Touched by the feeling manner in which Emilie spoke, and by the artless expression of her countenance, Mrs. Somers’ anger vanished, and she exclaimed, “I have been to blame—I ask your pardon, Emilie—I have been much to blame—I have been very unjust—very ill-humoured—I see I was quite wrong—I see that I was quite mistaken in what I imagined.”

“And what did you imagine?” said Emilie.

That you must excuse me from telling,” said Mrs. Somers; “I am too much ashamed of it—too much ashamed of myself. Besides, it was a sort of thing that I could not well explain, if I were to set about it; in short, it was the silliest trifle in the world: but I assure you that if I had not loved you very much, I should not have been so foolishly angry. You must forgive these little infirmities of temper—you know my heart is as it should be.”

Emilie embraced Mrs. Somers affectionately; and, in her joy at this reconciliation, and in the delight she felt at being relieved from the uneasiness which she had suffered for three days, loved her friend the better for this quarrel: she quite forgot the pain in the pleasure of the reconciliation; and thought that, even if Mrs. Somers had been in the wrong, the candour with which she acknowledged it more than made amends for the error.

“You must forgive these little infirmities of temper—you know my heart is as it should be.”

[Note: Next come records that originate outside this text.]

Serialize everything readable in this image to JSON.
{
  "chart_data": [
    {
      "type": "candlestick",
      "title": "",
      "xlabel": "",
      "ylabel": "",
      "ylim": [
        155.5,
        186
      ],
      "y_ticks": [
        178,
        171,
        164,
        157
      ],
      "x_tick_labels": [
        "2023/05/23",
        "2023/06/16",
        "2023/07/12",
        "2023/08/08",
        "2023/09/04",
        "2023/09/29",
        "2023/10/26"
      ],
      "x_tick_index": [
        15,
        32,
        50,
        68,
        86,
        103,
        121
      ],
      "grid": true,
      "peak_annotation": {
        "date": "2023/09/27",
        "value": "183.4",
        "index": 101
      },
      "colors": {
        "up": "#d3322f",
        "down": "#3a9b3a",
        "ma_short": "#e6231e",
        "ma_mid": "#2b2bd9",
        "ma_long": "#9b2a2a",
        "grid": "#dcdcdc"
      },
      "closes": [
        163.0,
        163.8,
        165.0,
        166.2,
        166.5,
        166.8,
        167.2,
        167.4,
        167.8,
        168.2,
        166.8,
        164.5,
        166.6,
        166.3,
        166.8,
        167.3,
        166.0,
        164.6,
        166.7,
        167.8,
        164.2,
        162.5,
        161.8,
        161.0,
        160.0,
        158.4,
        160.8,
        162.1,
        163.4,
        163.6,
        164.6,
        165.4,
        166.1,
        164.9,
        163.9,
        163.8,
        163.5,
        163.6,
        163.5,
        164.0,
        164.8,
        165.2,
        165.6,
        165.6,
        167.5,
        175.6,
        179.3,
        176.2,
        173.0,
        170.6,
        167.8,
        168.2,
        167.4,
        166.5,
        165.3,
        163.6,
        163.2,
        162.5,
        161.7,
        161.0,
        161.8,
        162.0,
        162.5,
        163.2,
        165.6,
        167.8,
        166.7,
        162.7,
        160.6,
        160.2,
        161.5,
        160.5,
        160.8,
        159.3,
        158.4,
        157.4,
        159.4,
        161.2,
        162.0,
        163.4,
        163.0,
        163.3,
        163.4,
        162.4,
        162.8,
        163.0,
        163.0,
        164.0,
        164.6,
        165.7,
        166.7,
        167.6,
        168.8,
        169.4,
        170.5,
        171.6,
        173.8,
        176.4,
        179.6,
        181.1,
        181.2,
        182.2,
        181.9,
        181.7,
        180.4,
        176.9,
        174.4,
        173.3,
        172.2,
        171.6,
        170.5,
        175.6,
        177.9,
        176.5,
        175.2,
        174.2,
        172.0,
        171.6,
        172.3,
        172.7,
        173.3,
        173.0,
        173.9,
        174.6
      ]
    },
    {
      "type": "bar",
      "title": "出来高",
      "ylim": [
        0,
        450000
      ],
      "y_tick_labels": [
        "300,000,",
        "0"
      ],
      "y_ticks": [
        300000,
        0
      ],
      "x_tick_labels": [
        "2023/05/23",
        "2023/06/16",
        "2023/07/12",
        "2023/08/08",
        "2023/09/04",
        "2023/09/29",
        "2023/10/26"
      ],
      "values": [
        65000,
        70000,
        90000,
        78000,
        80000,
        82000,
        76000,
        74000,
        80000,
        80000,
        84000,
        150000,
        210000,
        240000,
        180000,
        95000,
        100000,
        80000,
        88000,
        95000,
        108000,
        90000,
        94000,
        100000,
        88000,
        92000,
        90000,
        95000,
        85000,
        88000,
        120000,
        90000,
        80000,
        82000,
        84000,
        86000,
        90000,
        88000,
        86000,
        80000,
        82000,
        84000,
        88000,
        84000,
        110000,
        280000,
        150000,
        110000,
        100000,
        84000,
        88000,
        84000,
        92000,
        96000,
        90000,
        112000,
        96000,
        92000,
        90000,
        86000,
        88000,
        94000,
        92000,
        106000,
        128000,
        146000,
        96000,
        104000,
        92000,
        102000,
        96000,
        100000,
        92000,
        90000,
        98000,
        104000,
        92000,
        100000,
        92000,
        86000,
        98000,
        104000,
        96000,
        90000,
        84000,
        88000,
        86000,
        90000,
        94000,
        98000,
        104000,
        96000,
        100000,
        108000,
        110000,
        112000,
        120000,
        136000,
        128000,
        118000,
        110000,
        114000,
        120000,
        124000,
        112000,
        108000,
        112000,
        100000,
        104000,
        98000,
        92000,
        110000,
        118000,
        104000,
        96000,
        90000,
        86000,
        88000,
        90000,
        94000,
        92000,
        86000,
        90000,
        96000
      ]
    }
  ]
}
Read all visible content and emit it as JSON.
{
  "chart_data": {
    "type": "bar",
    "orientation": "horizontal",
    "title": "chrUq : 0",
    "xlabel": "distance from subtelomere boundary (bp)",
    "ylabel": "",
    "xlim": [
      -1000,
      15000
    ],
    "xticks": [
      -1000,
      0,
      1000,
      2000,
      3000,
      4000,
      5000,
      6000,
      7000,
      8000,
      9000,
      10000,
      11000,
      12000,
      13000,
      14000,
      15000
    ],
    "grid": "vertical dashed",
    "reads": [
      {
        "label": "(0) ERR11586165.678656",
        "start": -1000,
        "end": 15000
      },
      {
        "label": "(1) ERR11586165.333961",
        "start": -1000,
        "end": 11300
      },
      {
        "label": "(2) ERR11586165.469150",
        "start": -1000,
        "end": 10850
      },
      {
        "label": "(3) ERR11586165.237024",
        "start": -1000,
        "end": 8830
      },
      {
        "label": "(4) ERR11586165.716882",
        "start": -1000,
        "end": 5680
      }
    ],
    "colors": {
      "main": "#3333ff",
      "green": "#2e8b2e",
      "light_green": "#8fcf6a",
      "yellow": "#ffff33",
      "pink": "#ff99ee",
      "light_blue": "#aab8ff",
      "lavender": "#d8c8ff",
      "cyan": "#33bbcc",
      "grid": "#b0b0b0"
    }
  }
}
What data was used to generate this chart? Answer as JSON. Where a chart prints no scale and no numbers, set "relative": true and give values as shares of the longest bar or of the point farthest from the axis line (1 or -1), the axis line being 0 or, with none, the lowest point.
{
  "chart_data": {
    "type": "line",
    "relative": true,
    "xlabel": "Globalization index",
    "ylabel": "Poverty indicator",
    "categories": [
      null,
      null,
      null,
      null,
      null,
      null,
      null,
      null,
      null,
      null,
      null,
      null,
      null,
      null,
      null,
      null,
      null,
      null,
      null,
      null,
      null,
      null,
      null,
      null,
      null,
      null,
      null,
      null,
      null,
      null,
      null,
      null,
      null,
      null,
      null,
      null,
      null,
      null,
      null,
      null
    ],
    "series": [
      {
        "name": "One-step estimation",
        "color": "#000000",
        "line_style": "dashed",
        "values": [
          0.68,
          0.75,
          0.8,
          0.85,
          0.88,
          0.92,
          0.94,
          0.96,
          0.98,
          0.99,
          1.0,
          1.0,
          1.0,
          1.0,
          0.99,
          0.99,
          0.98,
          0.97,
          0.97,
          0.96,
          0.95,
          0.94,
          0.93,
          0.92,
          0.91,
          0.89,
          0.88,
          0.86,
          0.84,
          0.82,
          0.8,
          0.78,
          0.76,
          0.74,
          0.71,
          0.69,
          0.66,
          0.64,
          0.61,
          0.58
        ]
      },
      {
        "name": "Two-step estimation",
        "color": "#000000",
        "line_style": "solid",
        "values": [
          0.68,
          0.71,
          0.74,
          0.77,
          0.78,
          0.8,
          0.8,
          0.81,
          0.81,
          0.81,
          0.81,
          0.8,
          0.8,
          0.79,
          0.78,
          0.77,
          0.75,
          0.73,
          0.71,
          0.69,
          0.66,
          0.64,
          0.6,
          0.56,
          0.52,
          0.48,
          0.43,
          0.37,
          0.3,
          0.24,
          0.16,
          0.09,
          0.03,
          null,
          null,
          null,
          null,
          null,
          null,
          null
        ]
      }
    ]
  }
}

Emilie repeated these words, and said to herself, “Forgive them! yes, surely; I should be the most ungrateful of human beings if I did otherwise.”

Without being the most ungrateful of human beings, Emilie, however, found it very difficult to keep her resolution.

Almost every day she felt the apprehension or the certainty of having offended her benefactress: and the causes by which she gave offence were sometimes so trifling as to elude her notice; so mysterious, that they could not be discovered; or so various and anomalous, that, even when she was told in what manner she had displeased, she could not form any rule, or draw any inference, for her future conduct. Sometimes she offended by differing, sometimes by agreeing, in taste or opinion with Mrs. Somers. Sometimes she perceived that she was thought positive; at other times, too complying. A word, a look, or even silence—passive silence—was sufficient to affront this susceptible lady. Then she would go on with a string of deductions, or rather of imaginations, to prove that there must be something wrong in Emilie’s disposition; and she would insist upon it, that she knew better what was passing, or what would pass, in her mind, than Emilie could know herself. Nothing provoked Mrs. Somers more than the want of success in any of her active attempts to make others happy. She was continually angry with Emilie for not being sufficiently pleased or grateful for things which she had not the vanity to suspect were intended for her gratification, or which were not calculated to contribute to her amusement: this humility, or this difference of taste, was always considered as affectation or perversity. One day, Mrs. Somers was angry with Emilie because she did not thank her for inviting a celebrated singer to her concert; but Emilie had no idea that the singer was invited on her account: of this nothing could convince Mrs. Somers. Another day, she was excessively displeased because Emilie was not so much entertained as she had expected her to be at the installation of a knight of the garter.